If you cannot work out how to fix the problem using the time restricted
demo then I suggest Registering the demo and asking for Support.
If that does not get the problem fixed I have no idea what would.
Regards
Pete
does that work when the data is inaccessible?
I think he means xcopy x:\* y:\ /h /o /t /s /e /r /v
note only * not *.* so to catch files with no extension.
Then format /fs:hpfs /L x: or format x: /fs:jfs /L
Dave
>> If you have enough free space on a different partition, copy
>> the data to that partition, then reformat the partition giving
>> you trouble, using the /L option. Then copy the data back to
>> the original partition. See if that works.
> like this copy *.* /L??
No; the /L, or long format, option is for the FORMAT command.
Use the HELP command for more information.
now that being said, does it really with with the xcopy command on a
drive with inaccessible data?

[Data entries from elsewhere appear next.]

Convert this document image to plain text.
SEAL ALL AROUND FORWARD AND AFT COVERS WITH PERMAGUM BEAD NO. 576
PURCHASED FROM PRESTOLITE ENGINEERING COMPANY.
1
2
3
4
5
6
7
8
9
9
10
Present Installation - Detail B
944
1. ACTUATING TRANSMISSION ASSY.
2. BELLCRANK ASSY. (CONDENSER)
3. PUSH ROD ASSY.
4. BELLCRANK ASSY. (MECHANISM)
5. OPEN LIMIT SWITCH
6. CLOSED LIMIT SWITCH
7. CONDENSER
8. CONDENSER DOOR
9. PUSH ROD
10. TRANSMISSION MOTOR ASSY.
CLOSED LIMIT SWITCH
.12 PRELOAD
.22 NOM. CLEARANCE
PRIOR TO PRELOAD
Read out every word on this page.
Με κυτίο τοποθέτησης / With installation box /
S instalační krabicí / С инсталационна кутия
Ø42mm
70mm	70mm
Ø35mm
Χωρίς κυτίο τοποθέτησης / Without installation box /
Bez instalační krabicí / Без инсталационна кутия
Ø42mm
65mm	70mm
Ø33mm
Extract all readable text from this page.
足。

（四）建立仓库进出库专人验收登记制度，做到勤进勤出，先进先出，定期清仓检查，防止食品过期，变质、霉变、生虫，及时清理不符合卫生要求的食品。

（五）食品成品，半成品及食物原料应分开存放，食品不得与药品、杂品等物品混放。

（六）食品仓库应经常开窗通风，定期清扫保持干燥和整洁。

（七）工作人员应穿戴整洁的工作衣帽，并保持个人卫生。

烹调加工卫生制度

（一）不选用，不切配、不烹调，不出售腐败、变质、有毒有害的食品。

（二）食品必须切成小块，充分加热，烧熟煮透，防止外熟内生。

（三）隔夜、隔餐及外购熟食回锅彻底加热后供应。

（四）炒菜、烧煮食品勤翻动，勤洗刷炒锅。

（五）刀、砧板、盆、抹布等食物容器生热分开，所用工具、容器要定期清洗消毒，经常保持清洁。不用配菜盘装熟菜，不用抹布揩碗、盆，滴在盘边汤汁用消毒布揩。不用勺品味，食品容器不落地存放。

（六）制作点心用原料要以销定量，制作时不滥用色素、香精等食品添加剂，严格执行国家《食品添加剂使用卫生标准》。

I'm skeptical. :( I run Dir and get a
message telling me to run chkdsk or soemething like that.
I prolly will have to run a chkdsk log to the files logged in. that way
if this xcopy command works, I'll have some data to compare with.
I do have another hard drive, but its a SATA drive and don't have
another addonics SATA-SCSI adapter, so I'll have to order one.
I don't really know, guess you'll have to test and report back.